Today marked the first stab at our new conference call format: each director spoke on their area of responsibility for a time. Time limits were enforced — though this was mostly because we had scheduled another conference call with 7 django (and one ruby on rails) newspaper CMS developers. With that impetuous, we were insanely efficient on this call, which is why this summary will read as many short points — that was the nature of the call.
Hosting
Miles has been hard at work, and we expect to sign several new clients soon. The Whit transition went very well, and the support for them has been minimal of late.
Looking toward the immediate future, we recognize that the revolution theme we used for The Whit has limitations and probably ought to be re-examined for the future. This process might be rolled into an attempt on our part to partner with some theme providers.
Editorial
A pat on the back to ourselves on publishing all five days last week, that’s been our goal all along, and we’ve now officially done it, and we plan to do it again this week.
Noting that there is an AP style guide for print products, there probably ought to be a blogging style guide (mostly for links) online. CoPress has started a wiki page for this and hopefully it turns into a useful resource.
Operations, Financial, Community
The core team will be establishing office hours so that people on the team (and eventually the community) will know times when they are sure to be able to get ahold of us.
We’re excited to have Drew and Jared taking a bigger role on the team, we’re looking forward to their expertise ![]()
CoPress is launching our first donation campaign tomorrow. We’re looking to get some seed funding to offset the cost of the hosting setup. The campaign is structured so that all you have to do is give a few dollars — anything helps!
One last quick note on the website: we recognize that the forum is too complex right now. We’ll be scaling it back to make it easier to use.

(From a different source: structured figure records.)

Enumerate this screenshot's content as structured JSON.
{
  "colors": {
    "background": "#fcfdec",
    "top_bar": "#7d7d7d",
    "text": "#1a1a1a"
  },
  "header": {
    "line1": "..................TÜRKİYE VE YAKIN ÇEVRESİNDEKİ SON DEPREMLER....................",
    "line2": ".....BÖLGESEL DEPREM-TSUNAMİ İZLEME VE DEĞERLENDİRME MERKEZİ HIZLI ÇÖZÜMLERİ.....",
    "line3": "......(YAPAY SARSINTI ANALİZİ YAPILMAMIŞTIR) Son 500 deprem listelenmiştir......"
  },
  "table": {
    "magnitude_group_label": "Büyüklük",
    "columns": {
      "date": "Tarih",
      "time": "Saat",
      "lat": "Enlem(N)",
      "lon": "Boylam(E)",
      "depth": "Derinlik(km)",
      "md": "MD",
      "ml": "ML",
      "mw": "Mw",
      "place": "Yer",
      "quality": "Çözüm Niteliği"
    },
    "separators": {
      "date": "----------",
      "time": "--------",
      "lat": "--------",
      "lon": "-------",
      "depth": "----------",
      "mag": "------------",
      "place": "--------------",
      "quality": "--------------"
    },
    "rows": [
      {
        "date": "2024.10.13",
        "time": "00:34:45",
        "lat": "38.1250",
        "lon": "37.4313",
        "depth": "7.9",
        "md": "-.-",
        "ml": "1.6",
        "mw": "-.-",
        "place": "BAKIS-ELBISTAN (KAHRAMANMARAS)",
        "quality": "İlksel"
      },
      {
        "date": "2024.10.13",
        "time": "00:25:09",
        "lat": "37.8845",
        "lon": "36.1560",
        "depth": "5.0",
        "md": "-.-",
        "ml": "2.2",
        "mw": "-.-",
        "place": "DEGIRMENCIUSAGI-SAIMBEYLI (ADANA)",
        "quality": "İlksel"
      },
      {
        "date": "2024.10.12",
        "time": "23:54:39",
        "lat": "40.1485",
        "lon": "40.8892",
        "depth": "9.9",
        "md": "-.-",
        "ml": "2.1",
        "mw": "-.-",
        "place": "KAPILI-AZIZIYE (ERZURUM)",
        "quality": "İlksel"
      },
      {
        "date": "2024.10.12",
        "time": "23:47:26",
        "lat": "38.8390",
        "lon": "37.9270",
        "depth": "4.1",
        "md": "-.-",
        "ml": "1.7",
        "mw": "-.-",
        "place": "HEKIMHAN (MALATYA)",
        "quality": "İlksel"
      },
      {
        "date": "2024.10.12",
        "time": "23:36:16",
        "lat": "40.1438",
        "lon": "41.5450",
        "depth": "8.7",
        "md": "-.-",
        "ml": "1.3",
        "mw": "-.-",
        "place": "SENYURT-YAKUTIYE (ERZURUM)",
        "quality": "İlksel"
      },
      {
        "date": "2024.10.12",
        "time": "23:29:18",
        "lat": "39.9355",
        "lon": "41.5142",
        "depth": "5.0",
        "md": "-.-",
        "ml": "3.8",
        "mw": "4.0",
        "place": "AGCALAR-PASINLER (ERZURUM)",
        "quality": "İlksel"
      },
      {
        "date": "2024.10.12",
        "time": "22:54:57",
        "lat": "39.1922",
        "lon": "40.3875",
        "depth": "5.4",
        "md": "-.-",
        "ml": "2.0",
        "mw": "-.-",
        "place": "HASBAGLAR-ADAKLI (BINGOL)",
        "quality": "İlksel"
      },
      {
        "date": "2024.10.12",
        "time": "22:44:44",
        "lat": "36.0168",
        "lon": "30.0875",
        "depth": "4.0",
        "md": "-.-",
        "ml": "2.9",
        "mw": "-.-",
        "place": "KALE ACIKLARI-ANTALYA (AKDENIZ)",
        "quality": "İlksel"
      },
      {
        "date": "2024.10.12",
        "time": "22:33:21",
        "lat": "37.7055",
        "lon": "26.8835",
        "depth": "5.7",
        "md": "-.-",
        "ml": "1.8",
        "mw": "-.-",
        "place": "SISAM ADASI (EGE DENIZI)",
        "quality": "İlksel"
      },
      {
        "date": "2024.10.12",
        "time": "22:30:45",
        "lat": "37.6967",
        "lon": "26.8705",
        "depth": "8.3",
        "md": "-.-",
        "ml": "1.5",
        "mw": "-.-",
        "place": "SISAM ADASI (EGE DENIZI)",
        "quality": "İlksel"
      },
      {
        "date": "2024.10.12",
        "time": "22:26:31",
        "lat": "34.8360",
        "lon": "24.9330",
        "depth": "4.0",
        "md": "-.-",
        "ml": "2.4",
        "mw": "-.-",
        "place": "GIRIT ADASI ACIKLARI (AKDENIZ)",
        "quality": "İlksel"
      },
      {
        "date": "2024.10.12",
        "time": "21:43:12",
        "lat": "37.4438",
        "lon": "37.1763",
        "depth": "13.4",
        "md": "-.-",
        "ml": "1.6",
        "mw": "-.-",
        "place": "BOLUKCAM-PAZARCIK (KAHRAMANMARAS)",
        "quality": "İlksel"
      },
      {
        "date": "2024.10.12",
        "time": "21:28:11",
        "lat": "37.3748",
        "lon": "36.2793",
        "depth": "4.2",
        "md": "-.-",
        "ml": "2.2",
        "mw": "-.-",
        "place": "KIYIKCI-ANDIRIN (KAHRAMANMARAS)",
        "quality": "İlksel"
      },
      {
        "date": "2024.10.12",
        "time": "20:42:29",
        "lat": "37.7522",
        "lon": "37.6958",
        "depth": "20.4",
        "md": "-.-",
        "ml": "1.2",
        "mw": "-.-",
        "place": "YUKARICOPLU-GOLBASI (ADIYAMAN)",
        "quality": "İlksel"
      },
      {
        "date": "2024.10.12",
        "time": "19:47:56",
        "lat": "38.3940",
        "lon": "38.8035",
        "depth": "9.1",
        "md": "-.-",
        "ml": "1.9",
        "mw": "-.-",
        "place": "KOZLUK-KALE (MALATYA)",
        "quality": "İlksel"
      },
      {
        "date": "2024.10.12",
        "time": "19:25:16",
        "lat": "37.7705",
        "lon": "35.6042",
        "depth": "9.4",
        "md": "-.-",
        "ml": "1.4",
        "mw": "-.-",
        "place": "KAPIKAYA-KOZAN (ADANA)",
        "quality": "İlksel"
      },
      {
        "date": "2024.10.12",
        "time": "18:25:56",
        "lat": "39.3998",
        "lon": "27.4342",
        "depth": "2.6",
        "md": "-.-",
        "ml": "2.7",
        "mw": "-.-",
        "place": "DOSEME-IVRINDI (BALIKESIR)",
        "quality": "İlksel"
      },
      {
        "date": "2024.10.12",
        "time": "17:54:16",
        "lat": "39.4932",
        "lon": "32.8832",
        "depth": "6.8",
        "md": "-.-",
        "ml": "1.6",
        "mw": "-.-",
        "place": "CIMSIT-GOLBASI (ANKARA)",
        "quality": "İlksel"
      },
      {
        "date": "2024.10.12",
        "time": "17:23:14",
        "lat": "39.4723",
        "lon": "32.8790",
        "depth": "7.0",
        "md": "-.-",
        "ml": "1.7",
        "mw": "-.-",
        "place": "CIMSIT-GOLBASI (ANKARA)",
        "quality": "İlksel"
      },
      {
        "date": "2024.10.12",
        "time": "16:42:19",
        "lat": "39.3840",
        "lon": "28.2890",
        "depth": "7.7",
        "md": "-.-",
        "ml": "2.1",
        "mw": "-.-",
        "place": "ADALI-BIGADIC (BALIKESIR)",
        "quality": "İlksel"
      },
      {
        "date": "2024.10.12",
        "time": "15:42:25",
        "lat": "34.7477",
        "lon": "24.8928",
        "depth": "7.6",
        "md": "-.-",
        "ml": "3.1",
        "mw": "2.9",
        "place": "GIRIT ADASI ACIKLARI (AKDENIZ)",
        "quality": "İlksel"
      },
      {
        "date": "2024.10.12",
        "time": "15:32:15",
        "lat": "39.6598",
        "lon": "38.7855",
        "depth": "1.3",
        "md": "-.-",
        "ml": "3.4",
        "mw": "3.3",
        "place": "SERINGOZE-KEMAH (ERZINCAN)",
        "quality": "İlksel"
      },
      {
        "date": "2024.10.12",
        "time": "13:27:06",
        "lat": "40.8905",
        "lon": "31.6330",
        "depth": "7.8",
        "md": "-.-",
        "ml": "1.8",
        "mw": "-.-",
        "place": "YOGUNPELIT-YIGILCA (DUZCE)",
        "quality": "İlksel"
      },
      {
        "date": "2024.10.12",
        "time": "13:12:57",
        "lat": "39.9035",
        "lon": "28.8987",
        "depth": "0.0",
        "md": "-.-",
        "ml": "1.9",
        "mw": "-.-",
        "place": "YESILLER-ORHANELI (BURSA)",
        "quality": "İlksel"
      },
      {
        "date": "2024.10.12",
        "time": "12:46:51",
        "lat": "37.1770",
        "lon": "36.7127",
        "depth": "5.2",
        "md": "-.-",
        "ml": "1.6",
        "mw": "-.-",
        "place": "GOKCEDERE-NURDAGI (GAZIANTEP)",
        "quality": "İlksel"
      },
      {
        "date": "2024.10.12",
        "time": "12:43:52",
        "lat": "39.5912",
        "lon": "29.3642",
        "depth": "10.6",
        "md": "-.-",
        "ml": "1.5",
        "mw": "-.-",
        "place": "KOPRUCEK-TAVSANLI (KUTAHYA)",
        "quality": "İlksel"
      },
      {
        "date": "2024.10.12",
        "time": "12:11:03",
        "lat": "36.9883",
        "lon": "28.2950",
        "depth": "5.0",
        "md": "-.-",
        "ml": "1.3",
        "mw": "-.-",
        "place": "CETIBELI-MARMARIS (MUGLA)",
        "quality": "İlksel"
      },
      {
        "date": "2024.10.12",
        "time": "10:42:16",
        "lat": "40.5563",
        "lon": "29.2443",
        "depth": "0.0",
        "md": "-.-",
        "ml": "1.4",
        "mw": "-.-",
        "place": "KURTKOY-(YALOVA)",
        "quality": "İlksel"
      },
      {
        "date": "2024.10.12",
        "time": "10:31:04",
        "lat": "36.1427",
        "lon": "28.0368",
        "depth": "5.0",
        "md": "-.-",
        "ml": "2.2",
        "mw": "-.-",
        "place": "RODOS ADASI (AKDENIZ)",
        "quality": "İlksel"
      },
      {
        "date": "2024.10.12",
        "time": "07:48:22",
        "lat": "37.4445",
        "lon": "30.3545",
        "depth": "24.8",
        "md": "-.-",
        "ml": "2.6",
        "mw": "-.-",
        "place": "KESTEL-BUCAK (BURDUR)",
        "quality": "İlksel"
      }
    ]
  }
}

The call finished just before 8:00 EST — the fastest call CoPress has ever accomplished!
Would anyone be interested in taking part in a roundtable discussion for monetizing online for an upcoming This Week in CoPress? I’m split as to whether we should talk about what’s working now, or have a “crazy ideas” discussion. On a conference call with Anthony, David and a couple others a month or so back we had a lot of fun talking about how location-based advertising might apply on a college campus.